Crédit photo : Capucine Henry

Le Quotidien du pharmacien :- Avec le retour d’un plafond à 40 % pour les remises génériques, les pharmaciens vont-ils bénéficier de conditions commerciales comparables à ce qu’ils connaissaient avant le 1er septembre ?

Laurent Filoche : – Nous sommes dans une situation qui est problématique. Conformément à ce qui était prévu par l’arrêté du 4 août, les laboratoires ont intégré ce taux maximum de remise à 30 % dans leurs conditions particulières de vente (CPV). La suspension de l’arrêté va donc réintroduire ce taux à 40 % mais l’on ne reviendra pas pour autant aux conditions qui étaient en cours avant la publication de ce texte.

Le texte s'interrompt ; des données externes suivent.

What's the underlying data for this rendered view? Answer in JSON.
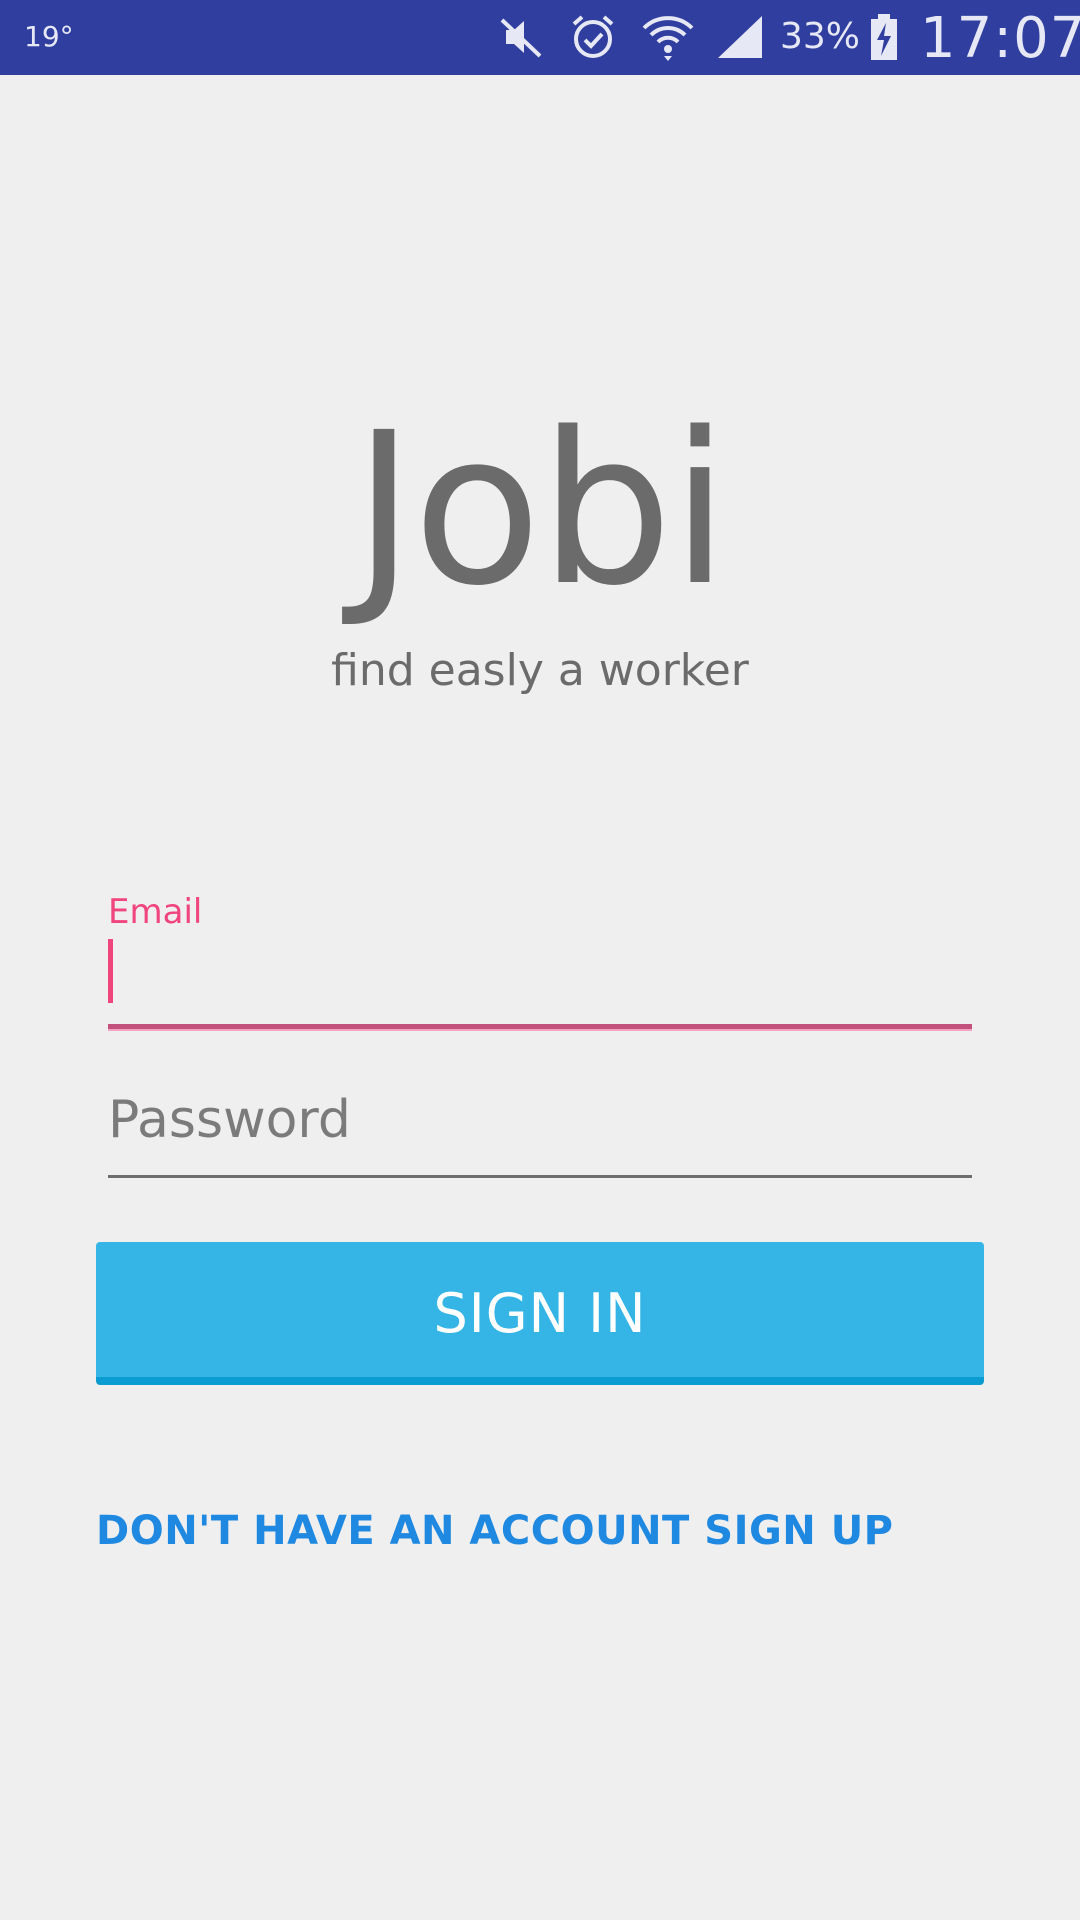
{
  "status_bar": {
    "temperature": "19°",
    "icons": [
      "mute-icon",
      "alarm-icon",
      "wifi-icon",
      "signal-icon",
      "battery-charging-icon"
    ],
    "battery_percent": "33%",
    "time": "17:07"
  },
  "app": {
    "title": "Jobi",
    "subtitle": "find easly a worker"
  },
  "form": {
    "email_label": "Email",
    "email_value": "",
    "password_placeholder": "Password",
    "signin_label": "SIGN IN"
  },
  "signup_link": "DON'T HAVE AN ACCOUNT SIGN UP",
  "colors": {
    "status_bar": "#303f9f",
    "accent": "#f0457d",
    "button": "#35b5e5",
    "link": "#1f88e0",
    "text_gray": "#6b6b6b"
  }
}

Pourquoi ? Parce qu’entre-temps, le comité économique des produits de santé (CEPS) a acté des baisses de prix sur de nombreux groupes génériques à partir du 1er octobre, avec l’objectif de réaliser près de 200 millions d’euros d’économies. Prenons l’exemple du rivaroxaban, qui va subir une baisse de prix de près de 40 %, le fabricant ne va pas vouloir remettre un taux de remise à 40 % désormais, même si cela est légalement possible, car il redoute un impact massif sur ses ventes, ce que je peux entendre. Avec ce retour au taux de 40 %, il est maintenant à la charge de chaque groupement de négocier avec les laboratoires, mais nous avons déjà reçu des fins de non-recevoir de la part de plusieurs d’entre eux, qui nous ont indiqué qu’ils ne remonteraient pas et qu’ils maintiendraient donc ce taux à 30 % dans leurs CPV. À cause donc des baisses de prix que vient d’acter le CEPS.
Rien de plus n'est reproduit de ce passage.